Een lege horizon
Onlangs hadden we vanuit de onderwijscommissie van de Tweede Kamer een gesprek met deskundigen over het welbevinden van studenten. Onderzoek geeft aan dat dit bij 25 procent van hen reden tot zorg is. Voor ruim 4 procent geldt dat ze „meestal” of „(bijna) altijd” levensmoe zijn en voor de overige 21 procent dat ze dat „soms” of ’af en toe” zijn. Dat betekent dat ze spelen met de gedachte hoe ze hun leven zouden kunnen beëindigen. Desgevraagd benoemde een van de aanwezige deskundigen als oorzaak: „Ze hebben een lege horizon”.
Zo’n beeld zet je aan het denken: „Ze hebben een lege horizon”… Die studenten kijken naar hun toekomst en zien op hun levenshorizon dus alleen maar leegte, zonder oriëntatiepunten van een hoger doel of van hogere waarden waar ze zich op kunnen richten. Een uitzichtloos leven, zonder verwachtingsvol toekomstperspectief, dat daardoor als zinloos ervaren kan worden. Gestempeld door somberheid, die versterkt wordt door de dreiging van de vele crises die via de media dagelijks over hen uitgestort wordt. Of door persoonlijke traumatische ervaringen die ze eerder hebben opgedaan. Nooit uitzicht op iets beters of mooiers. Zelfs het verlangen daarnaar dooft uit.
Het raakt je als je ziet dat jonge mensen op zo’n manier aan het begin van hun volwassen leven staan. Dat ze het moeten doen met hun levensvervulling in het hier en nu, zonder diepere zingeving. Dat het ”pluk de dag” de norm is. Ja, maar hoe doe je dat als je het leven als doel- en zinloos ervaart? Waarom zou je je dan nog ergens voor inspannen? Sommigen dompelen zich onder in ongeremd genot van drank en seks, anderen vluchten in de verdoving door (hard)drugsgebruik, of doen daadwerkelijk een poging om hun leven te beëindigen – in sommige gevallen helaas met fataal gevolg. Aangrijpend.
Je vraagt je dan terecht af wat de oorzaak van die ”lege horizon” is. De mogelijkheid van persoonlijke traumatische jeugdervaringen laten we hier rusten. Uit de hulpverleningspraktijk is genoeg bekend hoe die een mensenleven kunnen beschadigen en soms zelfs verwoesten. Het gaat mij in deze bijdrage om de verantwoordelijkheid die we als samenleving dragen.
Die verantwoordelijkheid begint bij de opvoeding door de ouders. Je zult als kind en later als puber maar opgevoed worden met de boodschap dat je zélf wat van je leven moet maken – met als gevolg een enorme prestatiedruk. Dat je zélf kiest of je gelooft in hogere waarden dan die van je eigen tijd en leven – zonder dat je geleerd wordt dat God je leven leidt, dat Hij je wil redden, dat je Hem moet volgen en dat alleen daarin je ware levensgeluk gelegen is.

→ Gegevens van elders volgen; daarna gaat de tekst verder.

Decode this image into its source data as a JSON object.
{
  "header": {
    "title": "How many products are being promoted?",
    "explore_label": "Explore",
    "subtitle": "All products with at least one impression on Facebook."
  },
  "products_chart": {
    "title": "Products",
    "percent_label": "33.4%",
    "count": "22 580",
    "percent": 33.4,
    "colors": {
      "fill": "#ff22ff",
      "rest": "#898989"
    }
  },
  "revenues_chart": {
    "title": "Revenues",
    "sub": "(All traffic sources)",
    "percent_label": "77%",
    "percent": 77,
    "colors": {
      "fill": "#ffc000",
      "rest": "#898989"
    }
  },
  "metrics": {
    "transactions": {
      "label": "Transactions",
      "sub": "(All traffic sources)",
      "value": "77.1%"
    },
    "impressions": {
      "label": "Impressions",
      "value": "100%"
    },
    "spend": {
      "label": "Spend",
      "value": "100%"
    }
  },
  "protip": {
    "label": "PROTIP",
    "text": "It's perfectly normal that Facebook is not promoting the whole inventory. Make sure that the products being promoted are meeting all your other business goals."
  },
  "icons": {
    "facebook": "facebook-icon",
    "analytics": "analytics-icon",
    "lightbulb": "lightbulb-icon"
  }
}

Een platte pedagogiek, uitsluitend gericht op je korte aardse bestaan, zonder hoop op een leven ná dit leven. Die benadrukt wordt door de maatschappelijke norm die zelfontplooiing centraal stelt en gericht is op individualisering – waardoor je nog meer teruggeworpen wordt op jezelf. Die je via sociale media, reclamespotjes en filmpjes voortdurend in de richting duwt van behoeftebevrediging in het hier en nu. Die het kortetermijndenken stimuleert en daardoor het perspectief op iets hogers blokkeert. Dan is het niet zo verwonderlijk dat werkelijk houvast en perspectief ontbreekt, en dat zelfbeschikking over je leven vanzelfsprekend wordt.
Kunnen wij als christenen in deze seculiere samenleving iets doen om die ”lege horizon” te veranderen? Ja en nee. Zo’n verandering zal in elk geval nooit het resultaat zijn van onze inspanningen. Bovendien kunnen we niet alle jongeren die opgroeien in een seculiere omgeving bereiken. Maar we kunnen wel aan ieder met wie we in aanraking komen, laten zien dat er meer is dan behoeftebevrediging hier en nu. Dat er wél perspectief is, uitzicht op iets beters en hogers. Door onze levenshouding en -stijl. Door zoutend zout te zijn. Door vrij- en blijmoedig te getuigen, allereerst met de daad en waar mogelijk met woorden. En door te bidden voor hen die lijden –of zelfs dát niet– onder hun lege horizon.
De auteur is Tweede Kamerlid voor de SGP.